Data And Analytics: Ddfining A Vision And Delivering To A Roadmap
Small businesses power the global economy. They drive 50% of GDP, 60% of private-sector employment, and make up 99% of all firms. However, despite the wealth of benefits they provide, they have historically struggled to receive the financing they need to thrive
Traditional banking solutions to SME lending drove poor customer outcomes because they could not fluidly and flexibly account for the diversity of small business types and the wideranging and complex risks they face. This, coupled with the significant credit exposure small business lending requires (when compared to consumer lending) tended to drive overly limited, cumbersome, and lengthy lending processes, filled with paperwork, back-and-forth, and disappointment.
Funding Circle was created to transform this space. We aim to deliver a superior customer experience across the lifecycle for small business finance that is as simple and smooth as consumer finance. To do this, we combine proprietary, cutting-edge analytics, industry-standard platforms, in-house technology, and a wide variety of data sources. This allows us to micro-target our marketing, so customers see the most relevant offers, build powerful risk scores that reduce the need for manual processing and paperwork, utilize lifetime relationship-based valuations to price competitively, and optimize our processes, so the end-to-end application process takes days instead of months. In fact, 40% of our customers now receive an instant offer due to our advanced instant decision technology.
This has been made possible by a confluence of significant advancements in the data analytics space, driven by transformational improvements to the underlying dataprocessing technology. The concept of the 3 V’s is invoked so often that it seems almost a given, but it bears repeating in this context. The first V is Volume. We realize the power that the vast volumes of data now available for storage and processing can contribute to our models and have appropriately invested in the right cloud-based data lakes. This has enabled us to maximize the volume of data we can make available in a fluid manner. We have also moved beyond the standard sources of company and bureau data to source a large Variety of data from multiple sources, including broader access to bank data mandated by government initiatives. This ensures that we can build the most advanced models to deliver a compelling experience to our customers. And finally, the substantial improvements in the Velocity of data processing technologies permit us to build and operate more complex decision algorithms. These can deliver rapid—often instantaneous— decisions to customers, thereby empowering small businesses to concentrate their time and energy on growing their businesses instead of filling out paperwork. This is what allows us to often make funds available to a business, even before their traditional bank has returned their call.

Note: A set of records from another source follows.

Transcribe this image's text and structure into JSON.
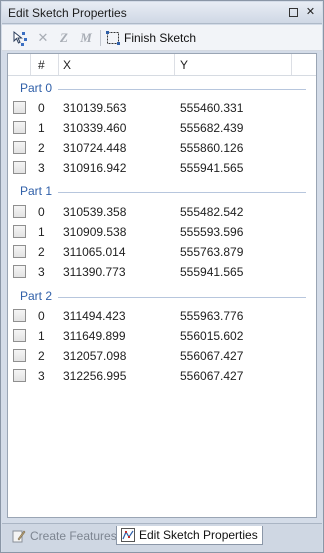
{
  "window": {
    "title": "Edit Sketch Properties"
  },
  "toolbar": {
    "finish_label": "Finish Sketch"
  },
  "grid": {
    "headers": {
      "hash": "#",
      "x": "X",
      "y": "Y"
    },
    "parts": [
      {
        "label": "Part 0",
        "rows": [
          {
            "idx": "0",
            "x": "310139.563",
            "y": "555460.331"
          },
          {
            "idx": "1",
            "x": "310339.460",
            "y": "555682.439"
          },
          {
            "idx": "2",
            "x": "310724.448",
            "y": "555860.126"
          },
          {
            "idx": "3",
            "x": "310916.942",
            "y": "555941.565"
          }
        ]
      },
      {
        "label": "Part 1",
        "rows": [
          {
            "idx": "0",
            "x": "310539.358",
            "y": "555482.542"
          },
          {
            "idx": "1",
            "x": "310909.538",
            "y": "555593.596"
          },
          {
            "idx": "2",
            "x": "311065.014",
            "y": "555763.879"
          },
          {
            "idx": "3",
            "x": "311390.773",
            "y": "555941.565"
          }
        ]
      },
      {
        "label": "Part 2",
        "rows": [
          {
            "idx": "0",
            "x": "311494.423",
            "y": "555963.776"
          },
          {
            "idx": "1",
            "x": "311649.899",
            "y": "556015.602"
          },
          {
            "idx": "2",
            "x": "312057.098",
            "y": "556067.427"
          },
          {
            "idx": "3",
            "x": "312256.995",
            "y": "556067.427"
          }
        ]
      }
    ]
  },
  "tabs": [
    {
      "label": "Create Features",
      "icon": "create-features-icon",
      "active": false
    },
    {
      "label": "Edit Sketch Properties",
      "icon": "edit-sketch-icon",
      "active": true
    }
  ],
  "colors": {
    "part_label": "#2f5fa8",
    "title_bg": "#d4dce8"
  }
}
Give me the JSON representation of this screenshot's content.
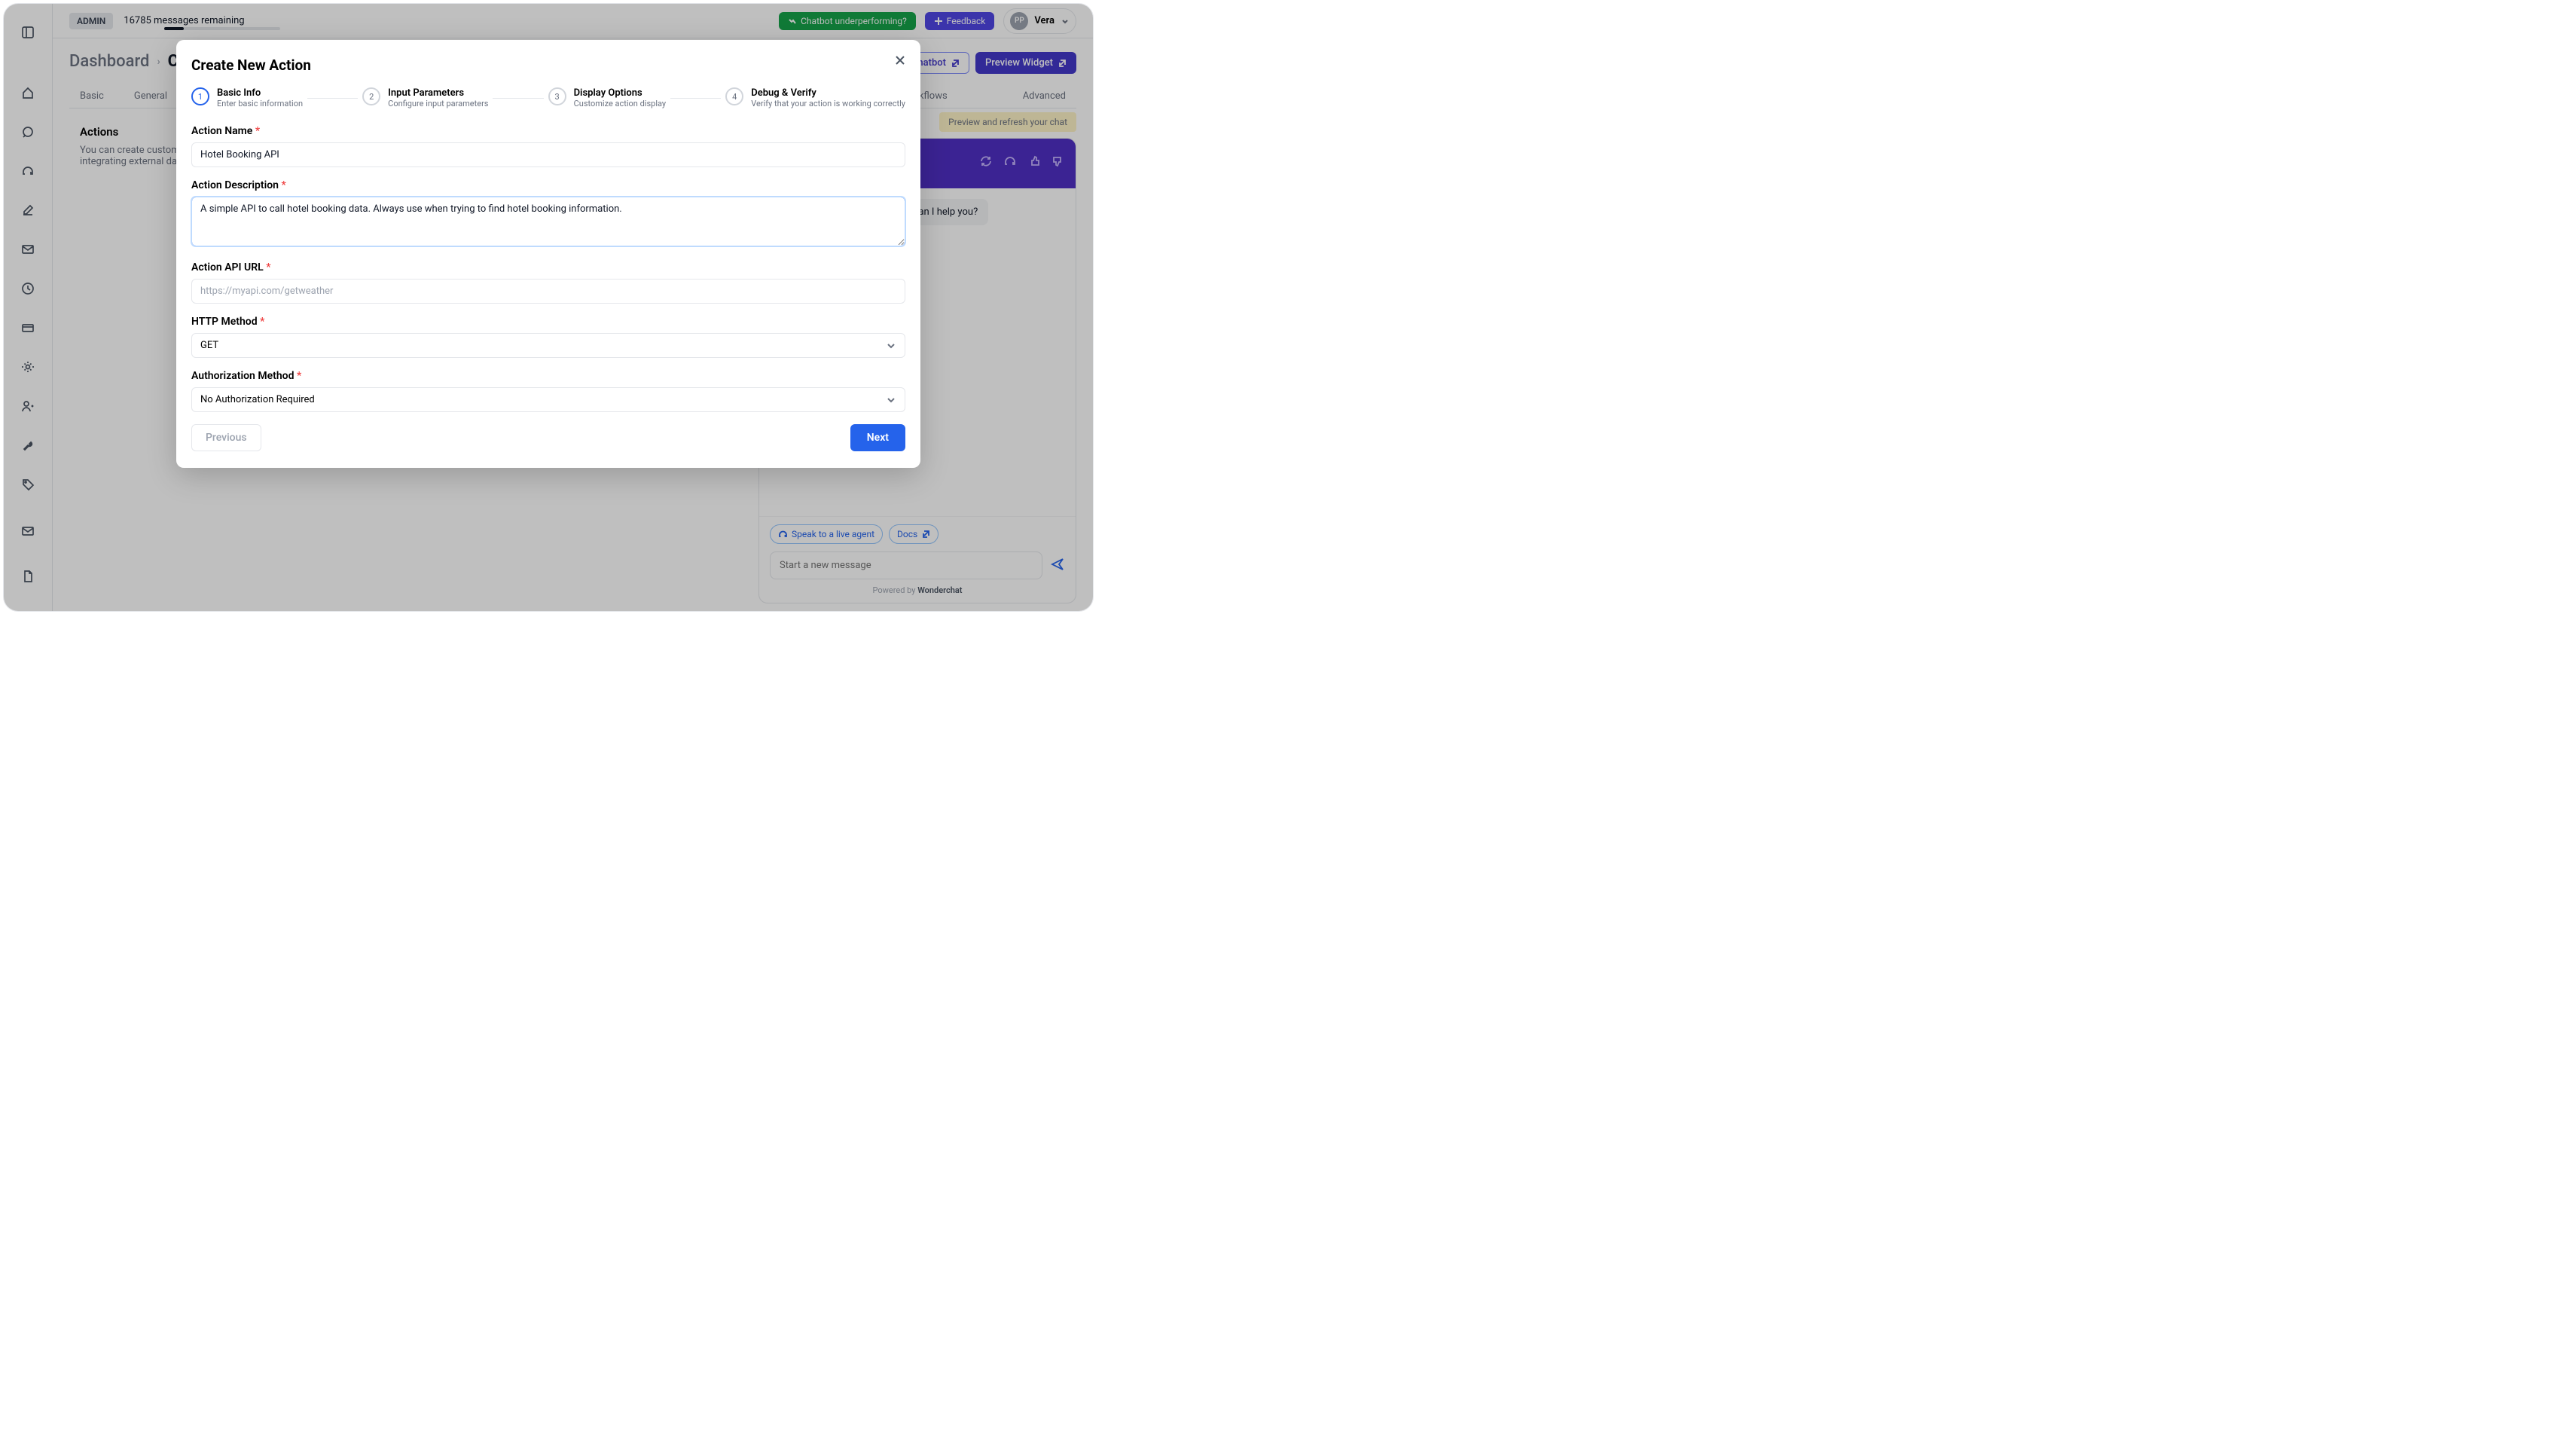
{
  "topbar": {
    "admin_badge": "ADMIN",
    "messages_remaining": "16785 messages remaining",
    "under_btn": "Chatbot underperforming?",
    "feedback_btn": "Feedback",
    "user": {
      "initials": "PP",
      "name": "Vera"
    }
  },
  "breadcrumb": {
    "root": "Dashboard",
    "current": "Chatbot"
  },
  "page_actions": {
    "test_chatbot": "Test Chatbot",
    "preview_widget": "Preview Widget"
  },
  "tabs": {
    "basic": "Basic",
    "general": "General",
    "workflows": "Workflows",
    "advanced": "Advanced"
  },
  "alert": "Preview and refresh your chat",
  "section": {
    "title": "Actions",
    "desc": "You can create custom actions that your chatbot will call when needed. This is particularly useful for integrating external data sources."
  },
  "chat": {
    "greeting": "Hi, I am your AI assistant, how can I help you?",
    "live_agent": "Speak to a live agent",
    "docs": "Docs",
    "placeholder": "Start a new message",
    "powered_prefix": "Powered by ",
    "powered_brand": "Wonderchat"
  },
  "modal": {
    "title": "Create New Action",
    "steps": [
      {
        "num": "1",
        "title": "Basic Info",
        "sub": "Enter basic information"
      },
      {
        "num": "2",
        "title": "Input Parameters",
        "sub": "Configure input parameters"
      },
      {
        "num": "3",
        "title": "Display Options",
        "sub": "Customize action display"
      },
      {
        "num": "4",
        "title": "Debug & Verify",
        "sub": "Verify that your action is working correctly"
      }
    ],
    "fields": {
      "name_label": "Action Name",
      "name_value": "Hotel Booking API",
      "desc_label": "Action Description",
      "desc_value": "A simple API to call hotel booking data. Always use when trying to find hotel booking information.",
      "url_label": "Action API URL",
      "url_placeholder": "https://myapi.com/getweather",
      "method_label": "HTTP Method",
      "method_value": "GET",
      "auth_label": "Authorization Method",
      "auth_value": "No Authorization Required"
    },
    "prev": "Previous",
    "next": "Next"
  }
}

These very same technological improvements have also transformed a number of other industries by changing the landscape of the data and analytics space. They have also attracted high-quality talent into the data and analytics space, with multi-skilled data analysts, scientists, and engineers keen to join organizations that have a strong purpose and work on compelling solutions. This drives a virtuous cycle of investment, innovation, and growth.
With great advancement comes great disruption, and thus great challenges. The transformation of the data and analytics space has caused organizations at various stages in the data maturity lifecycle to realize that they also need to invest and upgrade to catch up with their competitors and serve their customers better. However, the sheer pace of change and the explosion in the number of technologies, solutions, and vendors create confusion and uncertainty for many organizations, who often wonder where they should start.
The key realization organizations must come to regarding data and analytics is that the field is not just about the tools, talent, or algorithms, and not about what competitors are or are not doing. The key steps an organization needs to take to have an effective data and analytics strategy are: (1) Define and secure broad-based buy-in on a clear short, medium, and long-term vision for their organization, and set up well-defined milestones along this path (2) Set up the right organizational structure, empowerment, and culture to enable the transformation (3) Only then go forth with hiring and purchasing, in accordance with the vision and the culture. Simply hiring a Chief Data and Analytics Officer and/or buying a solution does not mean you have a data and analytics strategy.
Once a data and analytics infrastructure and the team is in place, it is essential for organizations to also keep abreast of key trends in the space. The latest developments in AI and Machine Learning should be regularly reviewed for how they apply to organizational needs. It is worth taking a broader view of this. While a new development may not immediately be of use to improve pricing or marketing, it could perhaps assist in operational improvements or customer servicing. For example, automated chatbots would not traditionally be front of mind when considering business growth or revenues, but they can be invaluable in reducing the operational load on customer service agents—especially in times of heavy load.
Along with monitoring technological change, it is important to monitor the regulatory, legal, and PR environment in which the data and analytics strategy operates. While GDPR has been front and center for a few years, concerns around how to explain machine learning models and algorithmic bias have recently come to the forefront of public consciousness. Thus, a well thought out viewpoint on data ethics and governance of data use is now becoming essential across this space.
In closing, it is critical that as practitioners, we truly internalize that for all the excitement that models, technology, and data bring, they all exist in service of the needs of the organization and the customer. To each investment in technology or modeling or data, the key questions to ask should be as follows: How will this benefit company revenues/ costs? How will this improve the customer experience? How will this make things more efficient? At Funding Circle, we started on our journey by asking these very questions, and we continue to ask them as we move boldly forward.